En la primavera de 1994, mientras las bandas de asesinos hutus que se llamaban Interahamwe (“los que matan juntos”) perpetraban el genocidio de Ruanda (800.000 tutsis y hutus moderados fueron asesinados en tres meses), la Casa Blanca decidió mirar hacia otro lado. “Estados Unidos no hizo prácticamente nada para tratar de pararlo”, escribió Samantha Power sobre el país africano en su libro "A Problem from Hell". America in the Age of Genocide (Un problema del infierno. América en la era del genocidio). Publicado en 2002, el impacto de este ensayo de la diplomática estadounidense fue enorme porque puso a Estados Unidos —y al mundo— ante el espejo de su parálisis mientras en Camboya, Irak, Ruanda, Bosnia y Kosovo cientos de miles de personas eran asesinadas por su pertenencia a un credo, un grupo nacional o una etnia. El viento de la realpolitik se había llevado por delante el nunca más que parecía haberse asentado en la conciencia internacional tras la Segunda Guerra Mundial y los juicios de Núremberg y Tokio contra los criminales de guerra de Alemania y Japón.
Power relata cómo, aunque los miembros de la Administración estadounidense en la época del demócrata Bill Clinton utilizaban la palabra genocidio en privado, se les prohibió hacerlo en público. Si Estados Unidos llegaba a reconocer públicamente que se estaba produciendo un crimen de estas dimensiones hubiese sido imposible explicar su pasividad. “Tenían miedo de que su uso desencadenase peticiones para intervenir que no estaban dispuestos a cumplir”, escribe Power, que fue embajadora de Barack Obama ante Naciones Unidas.
La palabra genocidio fue acuñada por el jurista polaco Rafael Lemkin durante la Segunda Guerra Mundial uniendo el prefijo griego genos, tribu, y el sufijo latino cidio, que significa muerte, para designar lo que Winston Churchill había llamado “un crimen sin nombre” en referencia a las atrocidades del nazismo en la Europa ocupada. Cuando la definió por primera vez en su libro Axis Rule in Occupied Europe (El dominio del Eje sobre la Europa ocupada), escrito en 1943 y publicado en 1944, las tropas soviéticas no habían liberado Auschwitz y las cámaras de gas eran todavía un secreto que muchos se resistían a creer. El jurista tampoco sabía que la mayoría de su familia había sido asesinada en la noche y niebla de los nazis. Lemkin tenía entonces en mente el genocidio armenio por parte del Imperio otomano al principio del siglo XX y la brutalidad sin límites de la ocupación nazi. De hecho, en el ensayo (del que existe una traducción castellana dentro del libro Genocidio: escritos, del Centro de Estudios Polítios y Constitucionales) y en su autobiografía Totalmente extraoficial (Berg Institute) hace tantas referencias al sufrimiento de polacos y eslovenos como al de los judíos.

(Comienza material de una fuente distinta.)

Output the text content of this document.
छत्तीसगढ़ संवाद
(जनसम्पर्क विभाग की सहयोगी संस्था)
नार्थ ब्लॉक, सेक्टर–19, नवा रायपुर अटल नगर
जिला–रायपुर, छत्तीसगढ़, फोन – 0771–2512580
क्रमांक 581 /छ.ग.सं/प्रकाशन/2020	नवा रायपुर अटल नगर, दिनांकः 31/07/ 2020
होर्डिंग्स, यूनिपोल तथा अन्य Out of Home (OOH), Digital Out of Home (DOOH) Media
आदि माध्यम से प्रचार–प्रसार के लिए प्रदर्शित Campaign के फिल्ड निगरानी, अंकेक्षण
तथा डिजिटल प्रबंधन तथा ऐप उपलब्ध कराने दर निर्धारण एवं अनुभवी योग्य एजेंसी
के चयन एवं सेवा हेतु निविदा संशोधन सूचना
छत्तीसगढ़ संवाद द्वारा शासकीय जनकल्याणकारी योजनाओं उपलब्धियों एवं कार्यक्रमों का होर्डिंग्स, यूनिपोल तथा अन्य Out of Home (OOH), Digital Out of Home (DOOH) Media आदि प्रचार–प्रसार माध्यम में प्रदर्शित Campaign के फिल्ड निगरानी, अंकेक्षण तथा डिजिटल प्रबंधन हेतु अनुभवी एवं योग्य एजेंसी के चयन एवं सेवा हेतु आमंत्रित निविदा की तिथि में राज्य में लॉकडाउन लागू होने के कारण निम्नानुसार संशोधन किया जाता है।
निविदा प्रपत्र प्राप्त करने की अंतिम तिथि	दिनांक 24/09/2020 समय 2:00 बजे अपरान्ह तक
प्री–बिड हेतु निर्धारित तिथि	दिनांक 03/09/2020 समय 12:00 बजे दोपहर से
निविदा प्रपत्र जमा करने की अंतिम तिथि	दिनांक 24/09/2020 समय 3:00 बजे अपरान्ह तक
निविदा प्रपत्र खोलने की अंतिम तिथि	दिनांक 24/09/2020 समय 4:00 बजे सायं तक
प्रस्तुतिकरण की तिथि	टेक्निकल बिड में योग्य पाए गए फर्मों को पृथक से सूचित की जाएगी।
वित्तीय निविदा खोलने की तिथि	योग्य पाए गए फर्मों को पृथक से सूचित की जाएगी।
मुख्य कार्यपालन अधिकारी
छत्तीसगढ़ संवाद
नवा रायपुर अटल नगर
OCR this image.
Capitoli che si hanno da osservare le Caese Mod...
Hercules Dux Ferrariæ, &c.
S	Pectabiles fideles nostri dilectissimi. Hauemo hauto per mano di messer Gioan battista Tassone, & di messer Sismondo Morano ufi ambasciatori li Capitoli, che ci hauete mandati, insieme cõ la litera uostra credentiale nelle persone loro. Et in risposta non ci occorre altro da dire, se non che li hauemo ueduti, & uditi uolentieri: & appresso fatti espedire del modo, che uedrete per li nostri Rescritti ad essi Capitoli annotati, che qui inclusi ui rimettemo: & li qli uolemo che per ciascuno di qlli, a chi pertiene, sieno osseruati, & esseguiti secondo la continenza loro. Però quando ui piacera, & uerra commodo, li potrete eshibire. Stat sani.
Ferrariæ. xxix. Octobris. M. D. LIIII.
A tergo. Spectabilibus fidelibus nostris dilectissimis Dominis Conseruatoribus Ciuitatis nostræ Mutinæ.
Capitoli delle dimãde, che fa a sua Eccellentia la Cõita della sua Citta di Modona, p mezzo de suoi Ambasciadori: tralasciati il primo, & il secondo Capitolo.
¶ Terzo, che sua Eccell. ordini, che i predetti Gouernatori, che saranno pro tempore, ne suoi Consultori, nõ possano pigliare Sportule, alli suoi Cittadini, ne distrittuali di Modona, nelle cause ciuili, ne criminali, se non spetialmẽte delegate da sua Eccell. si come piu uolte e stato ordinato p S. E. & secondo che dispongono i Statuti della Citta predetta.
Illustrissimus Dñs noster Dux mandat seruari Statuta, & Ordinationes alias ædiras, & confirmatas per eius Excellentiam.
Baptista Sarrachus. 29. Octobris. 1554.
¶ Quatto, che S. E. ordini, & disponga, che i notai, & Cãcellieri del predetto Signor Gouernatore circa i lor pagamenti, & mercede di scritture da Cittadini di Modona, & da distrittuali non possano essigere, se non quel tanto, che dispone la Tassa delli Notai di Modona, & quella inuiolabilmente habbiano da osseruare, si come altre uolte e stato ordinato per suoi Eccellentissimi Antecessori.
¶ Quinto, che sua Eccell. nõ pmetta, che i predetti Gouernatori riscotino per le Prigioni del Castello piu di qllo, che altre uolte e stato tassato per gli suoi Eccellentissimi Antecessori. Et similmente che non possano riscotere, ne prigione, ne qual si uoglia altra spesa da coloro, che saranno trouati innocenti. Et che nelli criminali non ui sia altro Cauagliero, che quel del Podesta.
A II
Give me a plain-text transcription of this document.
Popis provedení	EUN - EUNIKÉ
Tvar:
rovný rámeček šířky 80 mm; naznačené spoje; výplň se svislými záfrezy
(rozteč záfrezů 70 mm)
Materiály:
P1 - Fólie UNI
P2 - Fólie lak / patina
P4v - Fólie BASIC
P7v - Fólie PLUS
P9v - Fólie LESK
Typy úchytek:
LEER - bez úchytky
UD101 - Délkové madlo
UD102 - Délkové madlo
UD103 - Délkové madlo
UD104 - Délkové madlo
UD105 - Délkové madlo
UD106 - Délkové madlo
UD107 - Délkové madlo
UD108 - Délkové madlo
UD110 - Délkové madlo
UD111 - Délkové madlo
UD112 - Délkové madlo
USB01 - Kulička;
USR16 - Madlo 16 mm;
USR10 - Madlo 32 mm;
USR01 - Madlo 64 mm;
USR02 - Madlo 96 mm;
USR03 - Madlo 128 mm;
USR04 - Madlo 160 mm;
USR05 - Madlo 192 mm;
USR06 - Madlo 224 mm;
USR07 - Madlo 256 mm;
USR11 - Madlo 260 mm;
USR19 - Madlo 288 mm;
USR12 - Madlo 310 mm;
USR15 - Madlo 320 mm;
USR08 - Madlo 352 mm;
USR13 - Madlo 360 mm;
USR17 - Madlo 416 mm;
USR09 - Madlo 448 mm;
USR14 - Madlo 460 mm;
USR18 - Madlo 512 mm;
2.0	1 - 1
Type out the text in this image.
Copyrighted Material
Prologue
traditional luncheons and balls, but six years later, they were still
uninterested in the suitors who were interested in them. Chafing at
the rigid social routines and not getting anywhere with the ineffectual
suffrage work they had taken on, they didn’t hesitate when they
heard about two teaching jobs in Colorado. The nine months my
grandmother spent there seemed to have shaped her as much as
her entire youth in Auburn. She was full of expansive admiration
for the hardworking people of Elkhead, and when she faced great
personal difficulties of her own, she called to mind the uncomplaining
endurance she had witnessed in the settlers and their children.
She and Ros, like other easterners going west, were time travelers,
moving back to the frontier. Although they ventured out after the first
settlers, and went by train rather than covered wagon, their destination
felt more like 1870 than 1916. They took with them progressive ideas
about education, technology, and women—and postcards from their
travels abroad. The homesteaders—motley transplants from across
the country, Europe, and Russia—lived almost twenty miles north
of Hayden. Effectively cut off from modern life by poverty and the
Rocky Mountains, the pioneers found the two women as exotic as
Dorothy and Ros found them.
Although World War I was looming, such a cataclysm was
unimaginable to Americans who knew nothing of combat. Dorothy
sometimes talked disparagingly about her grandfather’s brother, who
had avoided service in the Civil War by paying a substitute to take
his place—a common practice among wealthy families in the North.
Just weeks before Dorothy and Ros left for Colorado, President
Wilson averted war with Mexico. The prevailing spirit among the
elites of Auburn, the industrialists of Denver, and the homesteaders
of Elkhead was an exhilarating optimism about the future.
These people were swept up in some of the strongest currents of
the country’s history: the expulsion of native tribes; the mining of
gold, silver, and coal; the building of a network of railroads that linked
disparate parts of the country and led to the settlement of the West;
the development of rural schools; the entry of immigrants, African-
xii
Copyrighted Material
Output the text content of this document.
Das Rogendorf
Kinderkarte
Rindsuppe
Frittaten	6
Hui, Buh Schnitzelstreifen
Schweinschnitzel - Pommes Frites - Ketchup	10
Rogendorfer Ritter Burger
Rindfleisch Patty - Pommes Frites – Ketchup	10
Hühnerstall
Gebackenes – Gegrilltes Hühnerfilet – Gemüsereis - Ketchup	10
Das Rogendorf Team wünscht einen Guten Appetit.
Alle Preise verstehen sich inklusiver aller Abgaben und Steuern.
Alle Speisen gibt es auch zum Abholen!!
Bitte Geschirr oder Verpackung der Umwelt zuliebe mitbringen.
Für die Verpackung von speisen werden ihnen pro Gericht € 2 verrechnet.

Para Lemkin, por ejemplo, “la destrucción de los fundamentos económicos de un grupo nacional” lleva al genocidio, como explica en el capítulo que dedica a explicar el término en su libro. Argumenta que los nazis crearon unas condiciones objetivas para que grupos nacionales como los “judíos, polacos o eslovenos” tuviesen que llevar a cabo “un auténtico combate cotidiano por el pan y por la supervivencia”. Para el jurista polaco, genocidio no es “la destrucción inmediata de una nación, sino la puesta en marcha de diferentes acciones coordinadas que buscan la privación de los fundamentos esenciales de la vida de grupos nacionales”.
Publicado 15 años después del ensayo de Samantha Power, otro libro sobre esta palabra tuvo también un impacto enorme. A medio camino entre la autobiografía, el ensayo y la novela de hechos reales Calle Este-Oeste (Anagrama, editorial que va a sacar este mes de octubre una edición en formato cómic), del abogado experto en derecho internacional y escritor tardío Philippe Sands (Londres, 1960), es una de las obras más interesantes sobre el nacimiento de la justicia universal. “Recibo unas 20 peticiones por semana para hablar sobre el libro y sobre el genocidio”, explica Philippe Sands por teléfono desde Londres. “Sospecho que tuvo un papel en la reflexión global sobre los crímenes contra la humanidad y el genocidio, pero también salió en un momento en que estos temas ocupaban un lugar cada vez más importante en el debate público por lo que ocurría en el mundo”.
El libro mezcla la historia del propio Sands, parte de cuya familia fue exterminada durante el Holocausto, con el relato del inventor del concepto de crímenes contra la humanidad, Hersch Lauterpacht, y su rivalidad con Rafael Lemkin. Los destinos de estos dos juristas y del abuelo de Sands, Leon Buchholz, se cruzaron en Lviv, ahora en Ucrania, una ciudad en la que convergen muchos caminos de la historia de Europa.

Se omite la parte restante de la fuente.